Why is the Sky Blue?


We’ve been living in this place that we call “Earth” since the beginning of life. When we look up, at the sky, we used to see it as blue, but we don't even question this situation most of the time. Let's think with a child's naivety and wonder why the sky looks blue.


"Why does the sky appear blue?" and "Why does it turn red-orange at sunset?" The answer to the question is the same; Sun. We look up and see the Sun in yellow-orange, the sky in blue, the clouds in white, the sea and oceans in blue, and as the Sun sets we see red-orange everywhere. Actually, none of these colors exist, there is only white.


However, the white possessed by the sunlight hides all the colors we see in the rainbow. In other words, the orange, red, yellow, green, blue, dark blue, and purple colors of the rainbow that we see in rainy weather are hidden in the white color of the Sun.


If sunlight has such a wide color palette, why don't we always see them? Because we need a reflective prism like a raindrop to see. That's why rainbows appear after rain. So, why is the sky blue but not multi-colored?

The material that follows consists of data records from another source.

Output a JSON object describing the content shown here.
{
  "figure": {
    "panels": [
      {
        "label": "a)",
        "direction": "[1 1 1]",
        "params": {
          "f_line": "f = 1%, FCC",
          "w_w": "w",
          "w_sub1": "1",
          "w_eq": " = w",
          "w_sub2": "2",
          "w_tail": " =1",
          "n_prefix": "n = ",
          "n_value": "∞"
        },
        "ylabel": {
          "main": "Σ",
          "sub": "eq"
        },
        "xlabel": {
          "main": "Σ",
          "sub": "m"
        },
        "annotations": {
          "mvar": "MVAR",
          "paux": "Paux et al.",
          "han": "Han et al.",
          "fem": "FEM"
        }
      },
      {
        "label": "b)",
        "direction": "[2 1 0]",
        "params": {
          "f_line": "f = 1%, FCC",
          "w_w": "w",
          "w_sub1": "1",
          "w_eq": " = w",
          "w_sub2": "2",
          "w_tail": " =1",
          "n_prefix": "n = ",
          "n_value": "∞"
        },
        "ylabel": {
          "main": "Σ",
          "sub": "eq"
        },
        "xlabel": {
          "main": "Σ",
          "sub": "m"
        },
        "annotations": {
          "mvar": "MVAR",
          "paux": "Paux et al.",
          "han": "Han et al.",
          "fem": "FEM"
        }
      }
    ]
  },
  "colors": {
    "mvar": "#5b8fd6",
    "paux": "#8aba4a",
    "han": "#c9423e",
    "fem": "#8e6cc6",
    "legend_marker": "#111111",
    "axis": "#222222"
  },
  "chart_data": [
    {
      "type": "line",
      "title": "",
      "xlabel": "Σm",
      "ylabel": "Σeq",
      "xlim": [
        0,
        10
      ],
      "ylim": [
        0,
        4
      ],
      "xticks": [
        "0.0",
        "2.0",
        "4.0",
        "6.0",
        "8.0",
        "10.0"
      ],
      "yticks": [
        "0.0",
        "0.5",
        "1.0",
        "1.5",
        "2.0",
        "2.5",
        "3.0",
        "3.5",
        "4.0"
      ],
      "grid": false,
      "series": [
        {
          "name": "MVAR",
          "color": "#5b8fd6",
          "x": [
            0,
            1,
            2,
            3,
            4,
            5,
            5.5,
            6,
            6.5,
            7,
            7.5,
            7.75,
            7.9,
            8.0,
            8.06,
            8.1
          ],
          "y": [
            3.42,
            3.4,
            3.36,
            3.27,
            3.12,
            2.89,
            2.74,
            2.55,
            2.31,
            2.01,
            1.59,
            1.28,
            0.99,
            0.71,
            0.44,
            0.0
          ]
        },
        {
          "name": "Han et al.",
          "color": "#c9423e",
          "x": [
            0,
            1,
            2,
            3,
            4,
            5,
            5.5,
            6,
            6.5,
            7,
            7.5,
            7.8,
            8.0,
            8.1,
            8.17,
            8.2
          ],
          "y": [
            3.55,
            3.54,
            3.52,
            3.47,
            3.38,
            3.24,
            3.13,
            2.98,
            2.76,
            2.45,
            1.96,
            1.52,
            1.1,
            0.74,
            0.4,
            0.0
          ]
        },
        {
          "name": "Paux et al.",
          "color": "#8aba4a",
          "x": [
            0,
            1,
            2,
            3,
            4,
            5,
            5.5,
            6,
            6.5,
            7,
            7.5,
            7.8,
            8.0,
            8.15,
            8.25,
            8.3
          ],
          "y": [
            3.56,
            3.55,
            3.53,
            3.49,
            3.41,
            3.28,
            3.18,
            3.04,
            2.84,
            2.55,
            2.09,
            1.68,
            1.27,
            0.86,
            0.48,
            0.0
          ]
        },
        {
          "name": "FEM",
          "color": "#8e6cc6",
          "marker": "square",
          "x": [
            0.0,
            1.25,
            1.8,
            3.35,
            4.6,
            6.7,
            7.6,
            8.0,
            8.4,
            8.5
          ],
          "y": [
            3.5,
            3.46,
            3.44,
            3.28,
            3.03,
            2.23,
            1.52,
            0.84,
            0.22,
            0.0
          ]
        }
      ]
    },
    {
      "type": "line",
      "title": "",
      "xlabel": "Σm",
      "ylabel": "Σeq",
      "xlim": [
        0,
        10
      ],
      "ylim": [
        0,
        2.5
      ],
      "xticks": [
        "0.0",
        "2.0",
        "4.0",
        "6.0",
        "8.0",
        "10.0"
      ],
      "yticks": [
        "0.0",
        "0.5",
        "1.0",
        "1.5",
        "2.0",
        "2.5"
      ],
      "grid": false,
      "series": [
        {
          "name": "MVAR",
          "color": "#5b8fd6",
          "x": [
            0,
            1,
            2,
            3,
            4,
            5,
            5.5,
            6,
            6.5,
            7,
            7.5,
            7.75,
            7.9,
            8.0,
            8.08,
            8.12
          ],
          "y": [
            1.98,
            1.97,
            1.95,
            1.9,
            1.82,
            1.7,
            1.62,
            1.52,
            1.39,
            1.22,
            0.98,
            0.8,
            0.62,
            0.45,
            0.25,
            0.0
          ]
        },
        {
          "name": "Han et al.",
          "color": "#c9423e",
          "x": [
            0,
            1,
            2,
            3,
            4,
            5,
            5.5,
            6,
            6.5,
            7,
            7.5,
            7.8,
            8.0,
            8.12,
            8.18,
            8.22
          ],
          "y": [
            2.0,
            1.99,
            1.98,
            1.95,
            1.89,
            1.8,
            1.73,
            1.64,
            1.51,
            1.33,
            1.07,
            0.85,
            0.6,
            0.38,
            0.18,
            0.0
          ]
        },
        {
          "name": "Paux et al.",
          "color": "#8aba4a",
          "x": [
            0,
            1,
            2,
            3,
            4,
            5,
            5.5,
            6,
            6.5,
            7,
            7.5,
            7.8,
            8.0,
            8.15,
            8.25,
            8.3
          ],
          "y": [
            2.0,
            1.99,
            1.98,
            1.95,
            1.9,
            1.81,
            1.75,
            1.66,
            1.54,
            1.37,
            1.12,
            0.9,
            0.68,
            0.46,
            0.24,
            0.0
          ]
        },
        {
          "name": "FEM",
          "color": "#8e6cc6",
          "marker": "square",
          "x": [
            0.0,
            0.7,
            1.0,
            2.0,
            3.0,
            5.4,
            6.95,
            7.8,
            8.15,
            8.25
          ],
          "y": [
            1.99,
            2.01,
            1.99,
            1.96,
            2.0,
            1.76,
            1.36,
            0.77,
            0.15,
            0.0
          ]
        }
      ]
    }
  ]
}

While the sunlight is coming into our world, it encounters the air molecules in the atmosphere, and the light is scattered everywhere. Colors, on the other hand, have a certain scattering rate, and the fastest of these is blue.


The blue component of the light spectrum has a shorter wavelength and higher frequency than the others. The acceleration of the charged frequency is proportional to the square of the frequency, and the intensity of the scattered light is also proportional to the square of the acceleration obtained. If you are not a physicist, it can be a bit tiring to do this operation, but as a result of the process, we can say that blue is the fastest.


Simply, this is the reason behind the blue color of our beautiful sky. Despite there is a lot to know about this topic, I might mention it in another article.